Пегги обеспокоенно посмотрела сначала на мать, потом на отца.
— Его, наверно, в армию призывают, — сказала она. — Теперь многие получают повестки…
— Но его же не могли направить сразу в часть, — сказал Антон. Он слышал от Ковтуна, что английские военные власти призывают резервистов, чтобы пополнить армию и военно-морской флот.
— Наверно, не могли, — поддержала его Пегги. — Но в нынешней обстановке все может случиться.
— Что может случиться? — грозно и требовательно произнес Джо Леннокс. — Что? Двадцать четыре года им никто не интересовался, а теперь вдруг понадобился. И даже ни слова родителям, куда и на сколько уходит…
— Вернется, конечно, — поспешила успокоить отца Пегги. Она посмотрела на родителей с веселой улыбкой и предложила: — Давайте-ка все-таки пить чай.
Хрупкая и стройная, она легко скользнула за деревянную перегородку, которая отделяла жилую комнату от кухни, и шепотом сказала что-то скрывавшимся там сестренкам, заставив их захихикать. Родители посмотрели в ту сторону, и Антон увидел, что в синих, но уже потускневших глазах матери было столько любви и жалости, что у него заныло сердце.
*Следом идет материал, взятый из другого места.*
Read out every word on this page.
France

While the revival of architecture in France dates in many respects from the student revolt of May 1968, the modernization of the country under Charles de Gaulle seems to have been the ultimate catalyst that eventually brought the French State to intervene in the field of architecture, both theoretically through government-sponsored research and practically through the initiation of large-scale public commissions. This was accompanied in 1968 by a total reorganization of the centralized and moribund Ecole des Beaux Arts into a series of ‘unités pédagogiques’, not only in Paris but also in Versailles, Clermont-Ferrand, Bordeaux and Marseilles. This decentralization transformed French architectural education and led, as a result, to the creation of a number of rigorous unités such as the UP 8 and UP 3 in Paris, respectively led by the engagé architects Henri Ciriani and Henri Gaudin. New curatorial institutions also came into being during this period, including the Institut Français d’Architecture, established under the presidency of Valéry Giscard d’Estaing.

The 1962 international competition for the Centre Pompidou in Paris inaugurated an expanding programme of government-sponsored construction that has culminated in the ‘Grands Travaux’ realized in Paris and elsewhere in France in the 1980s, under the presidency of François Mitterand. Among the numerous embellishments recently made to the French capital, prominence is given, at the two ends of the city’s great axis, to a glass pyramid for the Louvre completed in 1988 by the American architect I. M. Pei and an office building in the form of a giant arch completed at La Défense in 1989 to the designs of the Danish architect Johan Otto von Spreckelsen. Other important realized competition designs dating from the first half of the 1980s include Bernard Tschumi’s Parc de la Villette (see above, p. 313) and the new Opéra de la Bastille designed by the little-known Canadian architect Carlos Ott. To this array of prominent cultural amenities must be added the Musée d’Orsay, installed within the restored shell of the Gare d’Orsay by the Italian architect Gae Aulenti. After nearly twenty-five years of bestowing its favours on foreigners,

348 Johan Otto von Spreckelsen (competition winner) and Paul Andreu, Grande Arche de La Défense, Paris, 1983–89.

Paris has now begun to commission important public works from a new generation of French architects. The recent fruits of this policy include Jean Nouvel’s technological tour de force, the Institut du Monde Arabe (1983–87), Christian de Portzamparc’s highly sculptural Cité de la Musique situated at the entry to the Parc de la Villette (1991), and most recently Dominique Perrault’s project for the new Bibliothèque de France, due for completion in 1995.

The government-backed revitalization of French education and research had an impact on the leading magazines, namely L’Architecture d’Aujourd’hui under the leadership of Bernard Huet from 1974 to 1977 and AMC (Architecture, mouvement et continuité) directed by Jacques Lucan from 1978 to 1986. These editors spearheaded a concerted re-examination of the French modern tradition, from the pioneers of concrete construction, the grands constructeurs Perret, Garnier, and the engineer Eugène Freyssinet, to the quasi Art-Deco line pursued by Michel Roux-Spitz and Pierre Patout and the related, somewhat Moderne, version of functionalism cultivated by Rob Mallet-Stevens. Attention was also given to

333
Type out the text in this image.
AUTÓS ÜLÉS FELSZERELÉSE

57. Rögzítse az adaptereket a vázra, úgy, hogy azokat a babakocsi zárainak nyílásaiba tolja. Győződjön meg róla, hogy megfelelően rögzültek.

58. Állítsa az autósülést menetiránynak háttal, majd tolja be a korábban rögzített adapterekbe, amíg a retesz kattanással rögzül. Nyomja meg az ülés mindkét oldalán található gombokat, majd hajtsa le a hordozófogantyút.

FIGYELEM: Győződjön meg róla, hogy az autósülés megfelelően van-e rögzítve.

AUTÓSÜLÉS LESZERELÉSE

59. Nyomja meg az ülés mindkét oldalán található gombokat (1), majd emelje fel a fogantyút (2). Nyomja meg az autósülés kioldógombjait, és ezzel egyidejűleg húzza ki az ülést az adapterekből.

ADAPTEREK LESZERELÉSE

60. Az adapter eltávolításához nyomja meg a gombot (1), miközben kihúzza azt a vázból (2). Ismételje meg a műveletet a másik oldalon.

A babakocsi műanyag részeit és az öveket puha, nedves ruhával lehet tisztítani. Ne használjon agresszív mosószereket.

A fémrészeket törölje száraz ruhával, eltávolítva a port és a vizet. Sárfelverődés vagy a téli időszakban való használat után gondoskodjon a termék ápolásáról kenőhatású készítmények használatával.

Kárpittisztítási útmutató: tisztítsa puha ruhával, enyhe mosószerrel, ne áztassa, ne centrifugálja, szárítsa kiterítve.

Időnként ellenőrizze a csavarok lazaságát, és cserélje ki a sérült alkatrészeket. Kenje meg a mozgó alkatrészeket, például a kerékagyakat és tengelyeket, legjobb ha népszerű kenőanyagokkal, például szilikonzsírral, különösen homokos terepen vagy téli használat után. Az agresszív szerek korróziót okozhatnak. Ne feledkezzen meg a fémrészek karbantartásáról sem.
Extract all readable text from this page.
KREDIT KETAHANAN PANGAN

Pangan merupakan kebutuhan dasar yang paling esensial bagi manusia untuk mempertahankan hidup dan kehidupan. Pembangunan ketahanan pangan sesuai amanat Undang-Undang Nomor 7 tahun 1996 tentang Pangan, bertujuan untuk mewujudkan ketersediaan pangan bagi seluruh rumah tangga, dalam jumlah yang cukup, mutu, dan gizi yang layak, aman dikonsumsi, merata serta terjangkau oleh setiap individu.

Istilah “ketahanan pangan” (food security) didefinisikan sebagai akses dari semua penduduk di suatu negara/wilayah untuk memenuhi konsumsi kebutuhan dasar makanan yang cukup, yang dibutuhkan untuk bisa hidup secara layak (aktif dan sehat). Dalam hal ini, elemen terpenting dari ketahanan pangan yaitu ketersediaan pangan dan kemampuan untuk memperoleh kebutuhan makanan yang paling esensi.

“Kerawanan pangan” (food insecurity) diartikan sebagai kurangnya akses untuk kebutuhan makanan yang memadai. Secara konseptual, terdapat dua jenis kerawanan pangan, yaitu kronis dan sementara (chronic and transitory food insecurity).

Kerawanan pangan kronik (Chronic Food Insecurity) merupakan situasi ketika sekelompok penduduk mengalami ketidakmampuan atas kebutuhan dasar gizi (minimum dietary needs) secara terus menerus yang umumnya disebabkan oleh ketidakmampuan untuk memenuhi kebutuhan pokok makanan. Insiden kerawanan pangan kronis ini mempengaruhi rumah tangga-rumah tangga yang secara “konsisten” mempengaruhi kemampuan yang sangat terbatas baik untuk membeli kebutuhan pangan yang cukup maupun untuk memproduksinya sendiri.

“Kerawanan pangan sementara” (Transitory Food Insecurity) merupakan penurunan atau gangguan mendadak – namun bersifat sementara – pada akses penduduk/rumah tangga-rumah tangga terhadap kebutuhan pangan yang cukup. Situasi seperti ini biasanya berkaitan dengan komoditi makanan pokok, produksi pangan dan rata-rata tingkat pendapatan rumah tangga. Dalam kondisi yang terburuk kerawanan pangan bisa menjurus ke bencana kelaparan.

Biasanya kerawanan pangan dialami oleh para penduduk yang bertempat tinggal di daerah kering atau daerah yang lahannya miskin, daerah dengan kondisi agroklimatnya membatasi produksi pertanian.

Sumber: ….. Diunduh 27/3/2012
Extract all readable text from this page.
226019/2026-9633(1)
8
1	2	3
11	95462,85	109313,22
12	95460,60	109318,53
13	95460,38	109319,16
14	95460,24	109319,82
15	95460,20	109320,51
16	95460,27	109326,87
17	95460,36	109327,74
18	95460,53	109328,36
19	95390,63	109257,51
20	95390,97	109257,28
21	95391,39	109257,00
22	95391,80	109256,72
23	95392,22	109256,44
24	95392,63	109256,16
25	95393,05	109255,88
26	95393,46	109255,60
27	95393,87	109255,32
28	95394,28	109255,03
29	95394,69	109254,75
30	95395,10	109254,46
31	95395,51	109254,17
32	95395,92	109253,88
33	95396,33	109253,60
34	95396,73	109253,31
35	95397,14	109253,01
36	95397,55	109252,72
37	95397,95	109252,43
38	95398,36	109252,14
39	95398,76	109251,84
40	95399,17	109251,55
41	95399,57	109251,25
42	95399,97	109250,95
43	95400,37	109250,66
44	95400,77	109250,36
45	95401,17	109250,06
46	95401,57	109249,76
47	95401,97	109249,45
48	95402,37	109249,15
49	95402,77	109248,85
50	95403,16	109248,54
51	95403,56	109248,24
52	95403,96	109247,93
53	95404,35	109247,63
Пегги принесла чайник и две чашки — Антону и себе. Затем села рядом с Антоном и, помешивая ложечкой чай, устремила синие глаза на чашку. Ее щеки алели, будто светились изнутри.
В это время все услышали, как кто-то осторожно открывал дверь, словно намеревался застать обитателей врасплох, и они насторожились. Дверь распахнулась, на пороге появился солдат. Он вскинул вытянутую ладонь к краю лихо сдвинутого на правое ухо берета.
— Рядовой его величества королевы гусарского полка Томас Леннокс! — отрапортовал он. — Прибыл домой для последней ночевки перед отправкой на действительную военную службу.